Le laboratoire national d’Oak Ridge du ministère de l’Énergie a rejoint un consortium mondial de scientifiques issus de laboratoires fédéraux, d’instituts de recherche, du monde universitaire et de l’industrie pour relever les défis liés à la construction de systèmes d’intelligence artificielle à grande échelle et à la promotion d’une IA digne de confiance et fiable pour la découverte scientifique.

Le partenariat, connu sous le nom de Trillion Parameter Consortium, ou TPC, vise à développer et à améliorer des modèles d’IA générative à grande échelle visant à relever des défis scientifiques complexes. Ceux-ci incluent le développement d’architectures de modèles évolutives et de stratégies de formation associées, ainsi que l’organisation et la conservation des données pour la formation des modèles ; l’optimisation des bibliothèques d’IA pour les plates-formes informatiques exascale actuelles et futures ; et l’évaluation des progrès en matière d’apprentissage des tâches scientifiques, de fiabilité et de confiance.

Il s’agit d’un partenariat logique, car la mission documentée de l’ORNL consistant à développer une IA sûre, fiable et économe en énergie renforcera les objectifs du consortium en matière d’IA responsable. En outre, le laboratoire abrite plus de 300 chercheurs qui utilisent l’IA pour relever des défis importants pour le DOE, et il héberge le superordinateur le plus puissant au monde, Frontier, qui a été construit en partie pour faciliter les algorithmes et les algorithmes basés sur l’IA économes en énergie et évolutifs. simulations.

Les axes de recherche de l’ORNL en IA, lorsqu’ils seront déployés parallèlement à ces ressources, seront essentiels pour aider le consortium à relever un certain nombre de défis, notamment :

  • Construire une communauté ouverte de chercheurs intéressés par la création de modèles d’IA génératifs de pointe à grande échelle visant largement à faire progresser les problèmes scientifiques et techniques en partageant des méthodes, des approches, des outils, des informations et des flux de travail.
  • Incuber, lancer et coordonner des projets volontairement pour éviter la duplication des efforts et maximiser l’impact des projets dans la communauté scientifique et de l’IA au sens large.
  • Créer un réseau mondial de ressources et d’expertise pour faciliter la prochaine génération d’IA et rassembler les chercheurs intéressés par le développement et l’utilisation de l’IA à grande échelle pour la science et l’ingénierie.
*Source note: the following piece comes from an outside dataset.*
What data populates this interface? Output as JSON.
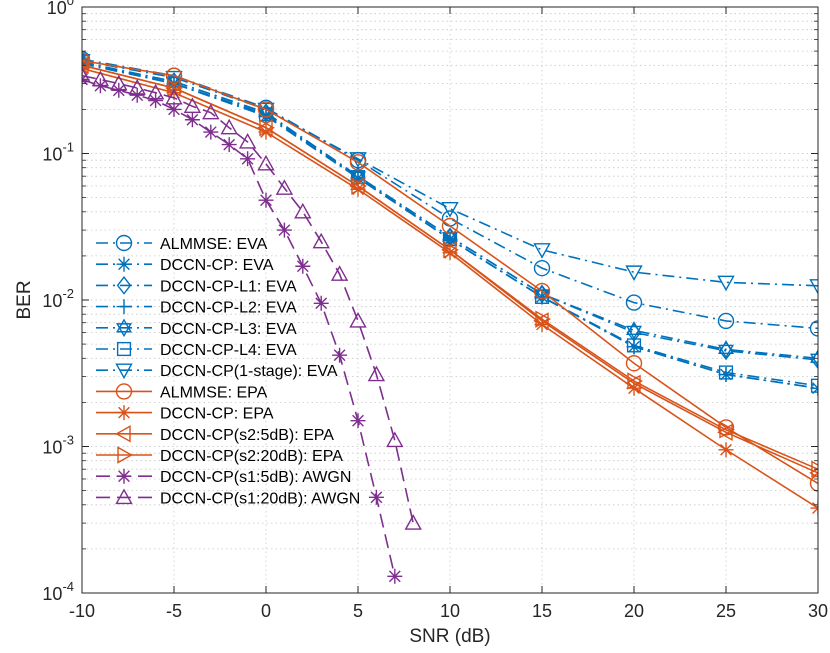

« Une approche intégrée et communautaire axée sur la sécurité, la fiabilité et l’efficacité énergétique est cruciale pour exploiter tout le potentiel de l’IA pour la découverte scientifique et la sécurité nationale », a déclaré Prasanna Balaprakash, éminente scientifique de l’ORNL en R&D et directrice de l’Initiative IA du laboratoire. « Pour cette raison, l’ORNL espère devenir une ressource essentielle pour le consortium à l’avenir, et nous sommes impatients d’assurer l’avenir de l’IA dans l’ensemble du spectre scientifique. »

Plus précisément, TPC vise à fournir à la communauté un lieu dans lequel plusieurs grandes initiatives de création de modèles peuvent collaborer pour tirer parti des efforts mondiaux, avec la flexibilité nécessaire pour s’adapter aux divers objectifs des initiatives individuelles. Le consortium comprend des équipes qui entreprennent des initiatives visant à tirer parti des plates-formes informatiques exascale émergentes pour former des LLM – ou des architectures de modèles alternatives – sur la recherche scientifique, notamment des articles, des codes scientifiques et des données d’observation et expérimentales pour faire progresser l’innovation et les découvertes. Les modèles comportant des milliards de paramètres représentent la prochaine grande étape dans l’IA scientifique à grande échelle, car seuls les plus grands outils d’IA commerciaux s’approchent actuellement de cette échelle.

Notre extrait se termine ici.